Because stalls or permanent forks may threaten the smooth functioning of the network and its convergence property, “slashing” conditions have been proposed for PoS systems. For example, in Ethereum 2.0 with CASPER, nodes get penalized for going offline. Again, this “solution” may introduce new tradeoffs. Out of fear of losing money due to slashing, stakers can be disincentivized from staking, for example in the case nodes become non-operational because of a DDoS attack. And the fewer the stakers, the more the network is centralized.

Conclusion: Is the security of Bitcoin PoW still unparalleled?

All PoS systems are still experimental pieces of software lending themselves to serious considerations about centralization and other tradeoffs.
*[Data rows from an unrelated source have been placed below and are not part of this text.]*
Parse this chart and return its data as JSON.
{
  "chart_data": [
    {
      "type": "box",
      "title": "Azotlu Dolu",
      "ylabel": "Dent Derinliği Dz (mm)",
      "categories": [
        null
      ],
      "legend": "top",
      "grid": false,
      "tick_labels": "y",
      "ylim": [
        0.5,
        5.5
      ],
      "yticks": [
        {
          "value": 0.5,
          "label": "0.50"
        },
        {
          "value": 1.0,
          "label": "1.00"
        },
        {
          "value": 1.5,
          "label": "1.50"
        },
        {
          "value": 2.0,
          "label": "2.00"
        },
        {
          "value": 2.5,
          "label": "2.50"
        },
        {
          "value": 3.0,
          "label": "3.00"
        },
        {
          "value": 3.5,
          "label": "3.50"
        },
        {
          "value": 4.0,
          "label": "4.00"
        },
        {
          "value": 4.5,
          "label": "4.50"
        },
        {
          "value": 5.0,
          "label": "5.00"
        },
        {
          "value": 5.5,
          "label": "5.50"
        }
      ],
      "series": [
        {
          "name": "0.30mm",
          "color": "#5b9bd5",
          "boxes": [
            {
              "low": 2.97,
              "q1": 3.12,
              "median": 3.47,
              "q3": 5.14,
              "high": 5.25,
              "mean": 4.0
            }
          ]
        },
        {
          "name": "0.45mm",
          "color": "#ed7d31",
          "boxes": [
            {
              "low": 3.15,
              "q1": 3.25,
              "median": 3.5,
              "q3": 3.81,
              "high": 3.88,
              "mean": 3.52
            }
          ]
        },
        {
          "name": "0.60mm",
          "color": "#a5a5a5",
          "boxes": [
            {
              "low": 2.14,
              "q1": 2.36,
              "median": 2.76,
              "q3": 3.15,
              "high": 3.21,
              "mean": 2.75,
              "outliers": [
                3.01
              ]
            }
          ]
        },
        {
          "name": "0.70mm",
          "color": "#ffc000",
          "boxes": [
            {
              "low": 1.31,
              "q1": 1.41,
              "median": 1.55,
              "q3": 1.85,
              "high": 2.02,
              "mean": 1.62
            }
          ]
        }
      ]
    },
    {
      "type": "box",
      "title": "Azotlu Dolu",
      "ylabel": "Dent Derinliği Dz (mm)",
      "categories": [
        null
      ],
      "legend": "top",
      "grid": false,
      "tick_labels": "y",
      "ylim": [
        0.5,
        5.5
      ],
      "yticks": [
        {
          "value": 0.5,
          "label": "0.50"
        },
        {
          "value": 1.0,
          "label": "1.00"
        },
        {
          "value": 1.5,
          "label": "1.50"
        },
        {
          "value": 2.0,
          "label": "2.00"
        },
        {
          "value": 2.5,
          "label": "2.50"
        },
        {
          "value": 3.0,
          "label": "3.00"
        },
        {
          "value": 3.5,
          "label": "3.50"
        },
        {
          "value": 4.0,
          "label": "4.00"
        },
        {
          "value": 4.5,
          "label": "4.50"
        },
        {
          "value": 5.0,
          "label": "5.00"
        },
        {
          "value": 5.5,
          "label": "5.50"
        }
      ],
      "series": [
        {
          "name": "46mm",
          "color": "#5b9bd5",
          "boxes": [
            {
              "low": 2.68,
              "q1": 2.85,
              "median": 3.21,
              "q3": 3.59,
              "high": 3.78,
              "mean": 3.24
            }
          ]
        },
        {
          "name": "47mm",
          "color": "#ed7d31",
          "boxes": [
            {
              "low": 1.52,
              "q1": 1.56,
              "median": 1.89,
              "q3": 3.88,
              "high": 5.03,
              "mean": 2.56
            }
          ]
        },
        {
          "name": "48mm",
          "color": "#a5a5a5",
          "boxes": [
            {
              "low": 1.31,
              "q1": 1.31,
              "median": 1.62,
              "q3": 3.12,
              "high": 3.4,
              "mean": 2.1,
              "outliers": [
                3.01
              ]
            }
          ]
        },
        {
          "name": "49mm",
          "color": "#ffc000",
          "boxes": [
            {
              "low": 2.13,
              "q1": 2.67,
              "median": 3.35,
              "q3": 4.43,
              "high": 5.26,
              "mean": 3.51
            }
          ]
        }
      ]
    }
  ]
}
There is not a straightforward alternative technology ready to substitute PoW, which really has the same degree of decentralization the Bitcoin network has. That being said: for governance, we see some sort of staking mechanism to provide a valid use case. Distributing the ownership within a DAO could be such a use case. For a decentralized base layer blockchain though, we find it really hard to replace what is known as Bitcoin’s Nakamoto consensus in terms of security and decentralization. Nevertheless, for the sake of innovation and progress, it is worth exploring any possible way, from PoS to interesting PoS/PoW hybrids.